L'histoire est très ténue (je n'en dévoilerai donc rien) et balance entre errance, poésie et auto-apitoiements. Elle ne serait absolument pas autobiographique, assertion de l'auteur qui résiste peu après lecture de l'excellent écrin biographique rédigé par Philippe Roizès et accompagné de quelques savoureux documents (auto-interviews de promotion, relance pour impayé du Palace…).

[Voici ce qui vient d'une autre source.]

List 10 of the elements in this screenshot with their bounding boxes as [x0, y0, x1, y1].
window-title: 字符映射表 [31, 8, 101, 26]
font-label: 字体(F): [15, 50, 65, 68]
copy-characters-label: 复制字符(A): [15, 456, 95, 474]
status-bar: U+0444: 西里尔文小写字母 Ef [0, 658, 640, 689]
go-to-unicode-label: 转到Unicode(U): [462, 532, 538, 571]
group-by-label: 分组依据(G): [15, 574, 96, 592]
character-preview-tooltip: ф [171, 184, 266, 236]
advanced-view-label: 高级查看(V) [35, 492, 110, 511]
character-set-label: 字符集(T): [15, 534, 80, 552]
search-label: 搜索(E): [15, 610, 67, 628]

Car si le roman s'avère assez peu captivant, l'édition présente tout son intérêt pour resituer Alain Kan comme acteur et témoin de cette époque. J'imagine que l'on pourrait ainsi retrouver de nombreux autres Alain Kan, aux destins aussi voire plus sombres.

Curieusement, cette époque me parle car, comme le biographe explique avoir raté à une génération près Alain Kan, j'ai raté aussi l'époque de peu. J'ai goûté par procuration à ses excès, trouvailles et bonheurs en lisant avec avidité ses témoins survivants et mutants, tels que Libé ou le regretté Actuel.

Il serait d'ailleurs amusant et instructif de recueillir une recension de cet ouvrage par un jeune de nos années vingt. En cette époque de sévère retour de la morale, comment cette recherche de sens ou de non-sens pourrait-elle être interprétée ?

Un livre donc paradoxalement intéressant et marquant, non pas forcément par son contenu mais par la trace qu'il nous révèle d'un temps révolu.
Un document donc. Pas sûr que c'était bien l'intention de son auteur.